According to InvestingPro analysis, the company's shares currently appear undervalued despite recent challenges, characterized by slow guest acquisition and stagnant sales figures.

European Wax Center has revised its forecast for new center openings in the fiscal year 2024 for the second quarter in a row, citing these challenges. Despite maintaining impressive gross profit margins of 73% and a strong financial health score according to InvestingPro data, the firm expressed concerns regarding European Wax Center's ability to attract new customers and expand its presence—fundamental components of the company's growth strategy.

The company's decision to halt its laser-hair removal pilot program was also noted as a factor contributing to the downgrade. With a new CEO set to take over in January, marking the third CEO in just over a year, there is uncertainty about the company's strategic direction. The transition at the executive level adds to the lack of clarity regarding the potential for improvement in the company's operations and performance.

The downgrade reflects a more guarded outlook on European Wax Center's ability to execute its growth plans effectively. Telsey's commentary highlighted the significance of new guest attraction and expansion as vital to the company's historical growth model, which now faces scrutiny amid strategic and leadership changes.

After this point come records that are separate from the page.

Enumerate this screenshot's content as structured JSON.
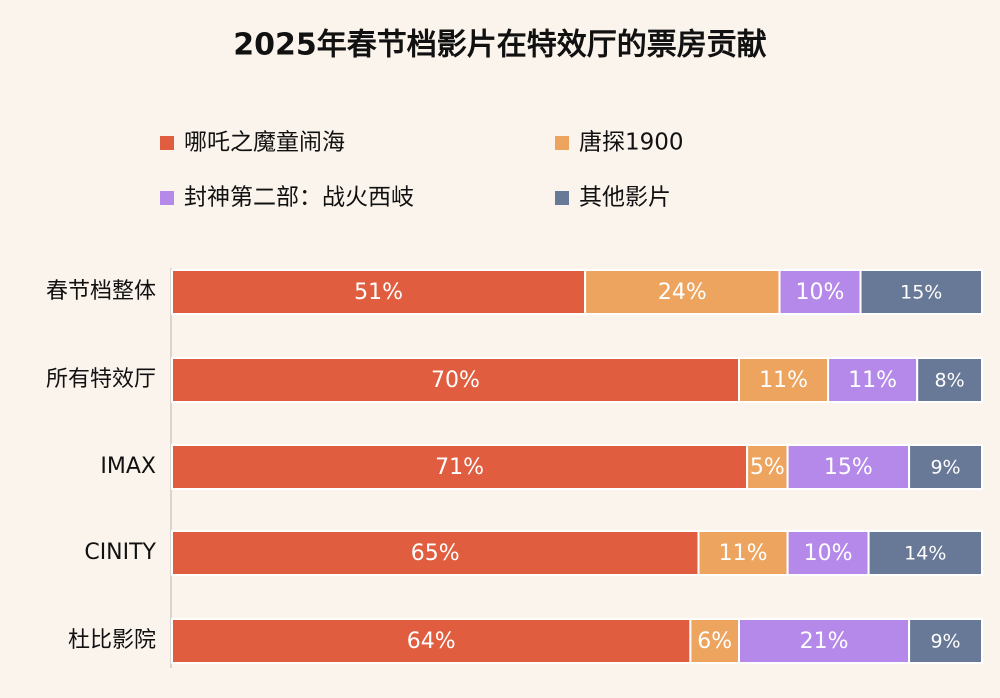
{
  "chart_data": {
    "type": "stacked-bar",
    "orientation": "horizontal",
    "title": "2025年春节档影片在特效厅的票房贡献",
    "categories": [
      "春节档整体",
      "所有特效厅",
      "IMAX",
      "CINITY",
      "杜比影院"
    ],
    "series": [
      {
        "name": "哪吒之魔童闹海",
        "color": "#e05d3f",
        "values": [
          51,
          70,
          71,
          65,
          64
        ],
        "value_labels": [
          "51%",
          "70%",
          "71%",
          "65%",
          "64%"
        ]
      },
      {
        "name": "唐探1900",
        "color": "#eca45e",
        "values": [
          24,
          11,
          5,
          11,
          6
        ],
        "value_labels": [
          "24%",
          "11%",
          "5%",
          "11%",
          "6%"
        ]
      },
      {
        "name": "封神第二部：战火西岐",
        "color": "#b589e9",
        "values": [
          10,
          11,
          15,
          10,
          21
        ],
        "value_labels": [
          "10%",
          "11%",
          "15%",
          "10%",
          "21%"
        ]
      },
      {
        "name": "其他影片",
        "color": "#687897",
        "values": [
          15,
          8,
          9,
          14,
          9
        ],
        "value_labels": [
          "15%",
          "8%",
          "9%",
          "14%",
          "9%"
        ]
      }
    ]
  }
}
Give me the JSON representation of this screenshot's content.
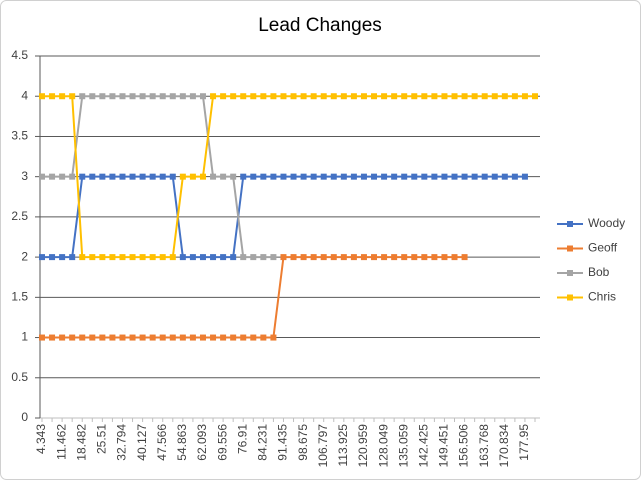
{
  "chart_data": {
    "type": "line",
    "title": "Lead Changes",
    "categories": [
      4.343,
      null,
      11.462,
      null,
      18.482,
      null,
      25.51,
      null,
      32.794,
      null,
      40.127,
      null,
      47.566,
      null,
      54.863,
      null,
      62.093,
      null,
      69.556,
      null,
      76.91,
      null,
      84.231,
      null,
      91.435,
      null,
      98.675,
      null,
      106.797,
      null,
      113.925,
      null,
      120.959,
      null,
      128.049,
      null,
      135.059,
      null,
      142.425,
      null,
      149.451,
      null,
      156.506,
      null,
      163.768,
      null,
      170.834,
      null,
      177.95,
      null
    ],
    "series": [
      {
        "name": "Woody",
        "color": "#4472c4",
        "values": [
          2,
          2,
          2,
          2,
          3,
          3,
          3,
          3,
          3,
          3,
          3,
          3,
          3,
          3,
          2,
          2,
          2,
          2,
          2,
          2,
          3,
          3,
          3,
          3,
          3,
          3,
          3,
          3,
          3,
          3,
          3,
          3,
          3,
          3,
          3,
          3,
          3,
          3,
          3,
          3,
          3,
          3,
          3,
          3,
          3,
          3,
          3,
          3,
          3,
          null
        ]
      },
      {
        "name": "Geoff",
        "color": "#ed7d31",
        "values": [
          1,
          1,
          1,
          1,
          1,
          1,
          1,
          1,
          1,
          1,
          1,
          1,
          1,
          1,
          1,
          1,
          1,
          1,
          1,
          1,
          1,
          1,
          1,
          1,
          2,
          2,
          2,
          2,
          2,
          2,
          2,
          2,
          2,
          2,
          2,
          2,
          2,
          2,
          2,
          2,
          2,
          2,
          2,
          null,
          null,
          null,
          null,
          null,
          null,
          null
        ]
      },
      {
        "name": "Bob",
        "color": "#a5a5a5",
        "values": [
          3,
          3,
          3,
          3,
          4,
          4,
          4,
          4,
          4,
          4,
          4,
          4,
          4,
          4,
          4,
          4,
          4,
          3,
          3,
          3,
          2,
          2,
          2,
          2,
          null,
          null,
          null,
          null,
          null,
          null,
          null,
          null,
          null,
          null,
          null,
          null,
          null,
          null,
          null,
          null,
          null,
          null,
          null,
          null,
          null,
          null,
          null,
          null,
          null,
          null
        ]
      },
      {
        "name": "Chris",
        "color": "#ffc000",
        "values": [
          4,
          4,
          4,
          4,
          2,
          2,
          2,
          2,
          2,
          2,
          2,
          2,
          2,
          2,
          3,
          3,
          3,
          4,
          4,
          4,
          4,
          4,
          4,
          4,
          4,
          4,
          4,
          4,
          4,
          4,
          4,
          4,
          4,
          4,
          4,
          4,
          4,
          4,
          4,
          4,
          4,
          4,
          4,
          4,
          4,
          4,
          4,
          4,
          4,
          4
        ]
      }
    ],
    "ylim": [
      0,
      4.5
    ],
    "yticks": [
      0,
      0.5,
      1,
      1.5,
      2,
      2.5,
      3,
      3.5,
      4,
      4.5
    ],
    "grid": true,
    "legend": "right"
  }
}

In other recent news, European Wax Center has seen several significant developments.

The company's third-quarter 2024 results indicated a slight decrease in revenue to $55.4 million and same-store sales, while system-wide sales remained steady at $240.2 million. A gross margin improvement to 72.9% was also reported. European Wax Center's financial outlook for 2024 anticipates system-wide sales between $930 million and $950 million, with an adjusted EBITDA of $70 million to $74 million.

Citi recently adjusted its rating for European Wax Center, downgrading the stock from Buy to Neutral and setting a price target of $5.50. This aligns with a previous assessment that indicated a change in perspective on the company's long-term growth potential. Morgan Stanley (NYSE:MS) also downgraded the company's stock from Equalweight to Underweight, citing concerns about rapid expansion and inconsistent sales growth.

European Wax Center plans to open 43 new centers, with 35 already operational, and expects net openings of 17 to 22 after closures. The company has paused the expansion of its laser hair removal pilot and has not purchased any corporate units from franchisees.